TRALI is defined as a new onset of acute lung injury (ALI) within six hours of transfusion, with evidence of hypoxia (PaO2/FiO2 ≤300 mmHg or SpO2 <90% of room air) and radiological evidence. Additionally, it does not require evidence of left atrial hypertension, preexisting ALI, or temporal relationship to an alternative risk factor for ALI. In our case, as the onset of hypoxia happened two hours after convalescent plasma infusion and both SpO2 (Oxygen saturation as measured by pulse oximetry) and PaO2/FiO2 (Fraction of inspired oxygen) levels met the criteria for TRALI with no auscultative findings of circulatory overload, TRALI was suspected. Since MERS can also result in ALI, we recognized that a temporal risk factor existed; thus, our patient met the criteria for possible TRALI. As both antibodies for HLA and HNA were negative, the underlying mechanism is thought to be non-antibody mediated.

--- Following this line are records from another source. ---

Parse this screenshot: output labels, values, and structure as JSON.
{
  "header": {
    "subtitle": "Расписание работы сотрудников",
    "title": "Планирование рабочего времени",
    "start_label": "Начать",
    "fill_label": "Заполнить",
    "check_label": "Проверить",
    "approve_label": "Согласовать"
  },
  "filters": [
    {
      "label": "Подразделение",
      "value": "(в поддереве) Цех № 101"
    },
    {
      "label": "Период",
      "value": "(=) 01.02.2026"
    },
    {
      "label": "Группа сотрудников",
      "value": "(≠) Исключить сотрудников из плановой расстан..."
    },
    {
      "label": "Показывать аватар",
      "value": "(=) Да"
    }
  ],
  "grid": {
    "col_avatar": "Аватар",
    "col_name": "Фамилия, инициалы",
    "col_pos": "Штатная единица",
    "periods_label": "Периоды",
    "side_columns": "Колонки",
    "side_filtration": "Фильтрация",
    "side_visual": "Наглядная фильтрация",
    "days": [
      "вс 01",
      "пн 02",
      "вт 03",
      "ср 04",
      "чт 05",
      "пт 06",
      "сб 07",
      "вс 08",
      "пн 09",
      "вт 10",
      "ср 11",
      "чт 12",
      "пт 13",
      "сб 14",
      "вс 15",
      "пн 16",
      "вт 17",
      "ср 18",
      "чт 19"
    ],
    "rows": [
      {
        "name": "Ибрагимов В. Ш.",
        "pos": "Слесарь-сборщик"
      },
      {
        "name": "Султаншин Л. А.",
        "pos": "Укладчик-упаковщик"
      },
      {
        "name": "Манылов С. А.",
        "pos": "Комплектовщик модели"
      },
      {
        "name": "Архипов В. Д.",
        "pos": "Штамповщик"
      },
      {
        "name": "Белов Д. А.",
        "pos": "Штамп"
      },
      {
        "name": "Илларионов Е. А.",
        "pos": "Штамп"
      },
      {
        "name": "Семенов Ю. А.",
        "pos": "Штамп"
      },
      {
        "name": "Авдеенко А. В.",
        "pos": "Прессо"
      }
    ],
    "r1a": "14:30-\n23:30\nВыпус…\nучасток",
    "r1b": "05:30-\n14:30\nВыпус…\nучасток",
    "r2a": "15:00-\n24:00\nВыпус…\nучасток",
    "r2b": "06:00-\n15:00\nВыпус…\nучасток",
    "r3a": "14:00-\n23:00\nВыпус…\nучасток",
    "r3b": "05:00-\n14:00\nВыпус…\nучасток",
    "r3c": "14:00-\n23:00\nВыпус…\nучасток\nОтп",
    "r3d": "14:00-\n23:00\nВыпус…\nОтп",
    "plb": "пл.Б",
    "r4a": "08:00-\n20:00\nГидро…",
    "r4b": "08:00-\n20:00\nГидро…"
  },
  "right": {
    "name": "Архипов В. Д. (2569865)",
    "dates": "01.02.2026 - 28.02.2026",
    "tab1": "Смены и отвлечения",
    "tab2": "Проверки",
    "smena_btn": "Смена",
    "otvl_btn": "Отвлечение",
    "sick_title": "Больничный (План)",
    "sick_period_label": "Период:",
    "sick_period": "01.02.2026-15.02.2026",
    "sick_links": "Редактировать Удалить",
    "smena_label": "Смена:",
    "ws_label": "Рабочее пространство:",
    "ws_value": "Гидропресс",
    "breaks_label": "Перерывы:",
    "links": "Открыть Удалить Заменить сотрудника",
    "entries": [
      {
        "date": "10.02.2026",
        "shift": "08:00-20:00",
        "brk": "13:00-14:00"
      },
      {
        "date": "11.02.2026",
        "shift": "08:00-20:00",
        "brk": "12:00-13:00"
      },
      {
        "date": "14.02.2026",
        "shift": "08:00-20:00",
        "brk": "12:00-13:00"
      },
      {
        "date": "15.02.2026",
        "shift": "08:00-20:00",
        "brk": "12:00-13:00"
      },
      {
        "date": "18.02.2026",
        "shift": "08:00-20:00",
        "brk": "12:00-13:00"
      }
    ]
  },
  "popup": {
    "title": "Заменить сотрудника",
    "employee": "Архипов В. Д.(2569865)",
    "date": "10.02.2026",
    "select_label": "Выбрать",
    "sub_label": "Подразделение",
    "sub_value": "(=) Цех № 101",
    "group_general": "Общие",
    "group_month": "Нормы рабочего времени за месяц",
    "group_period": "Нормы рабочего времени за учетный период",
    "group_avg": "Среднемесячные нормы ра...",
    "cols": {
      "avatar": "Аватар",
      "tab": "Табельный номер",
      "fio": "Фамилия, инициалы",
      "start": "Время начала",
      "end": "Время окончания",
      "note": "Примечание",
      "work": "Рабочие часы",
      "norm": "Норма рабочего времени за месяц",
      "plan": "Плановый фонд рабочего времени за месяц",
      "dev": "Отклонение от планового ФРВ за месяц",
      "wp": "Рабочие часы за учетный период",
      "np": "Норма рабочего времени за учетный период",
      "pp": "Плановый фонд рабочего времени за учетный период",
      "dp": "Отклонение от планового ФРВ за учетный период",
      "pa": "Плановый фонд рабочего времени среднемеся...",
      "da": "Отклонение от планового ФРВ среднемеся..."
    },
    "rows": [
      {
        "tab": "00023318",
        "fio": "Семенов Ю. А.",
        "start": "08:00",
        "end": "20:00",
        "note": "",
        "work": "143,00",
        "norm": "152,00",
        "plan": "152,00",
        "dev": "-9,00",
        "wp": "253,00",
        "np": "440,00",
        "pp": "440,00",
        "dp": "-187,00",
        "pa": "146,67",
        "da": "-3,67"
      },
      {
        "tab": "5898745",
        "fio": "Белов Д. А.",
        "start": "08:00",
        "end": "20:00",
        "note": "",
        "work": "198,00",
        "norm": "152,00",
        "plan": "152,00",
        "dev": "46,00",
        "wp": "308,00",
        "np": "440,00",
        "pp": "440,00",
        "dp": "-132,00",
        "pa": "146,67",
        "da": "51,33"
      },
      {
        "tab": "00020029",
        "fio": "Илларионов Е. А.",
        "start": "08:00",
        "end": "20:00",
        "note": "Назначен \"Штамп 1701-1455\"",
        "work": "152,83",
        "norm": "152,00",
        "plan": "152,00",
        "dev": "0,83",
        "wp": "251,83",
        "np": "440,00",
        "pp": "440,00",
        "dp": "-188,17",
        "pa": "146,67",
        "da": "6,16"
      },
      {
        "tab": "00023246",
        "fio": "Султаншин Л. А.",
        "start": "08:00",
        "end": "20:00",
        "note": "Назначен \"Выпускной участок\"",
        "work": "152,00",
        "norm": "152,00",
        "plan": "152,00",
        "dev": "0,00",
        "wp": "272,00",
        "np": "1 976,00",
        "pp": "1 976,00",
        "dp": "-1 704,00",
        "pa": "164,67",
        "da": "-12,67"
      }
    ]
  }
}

The finding that the Ct value in the qPCR increased after transfusion suggested that passive immunotherapy could decrease the viral burden of MERS-CoV. However, further investigation with a controlled study and a larger number of subjects is required to determine the clinical benefits of this therapy. As in any other blood component donation, precautions are needed to prevent adverse transfusion effects. To specifically prevent antibody-mediated TRALI, it is recommended that plasma be processed from male donors only [5]. However, the majority of potential donors for convalescent plasma were female nurses. Thus, the male-only protocol was waived during the MERS outbreak. A case of non-HLA antibody-mediated TRALI after convalescent plasma use in an Ebola virus disease patient was recently reported [6].

Our results that a convalescent plasma infusion to a MERS patient led to possible TRALI suggest that convalescent plasma therapy should be cautiously approached, especially regarding the possibility of TRALI.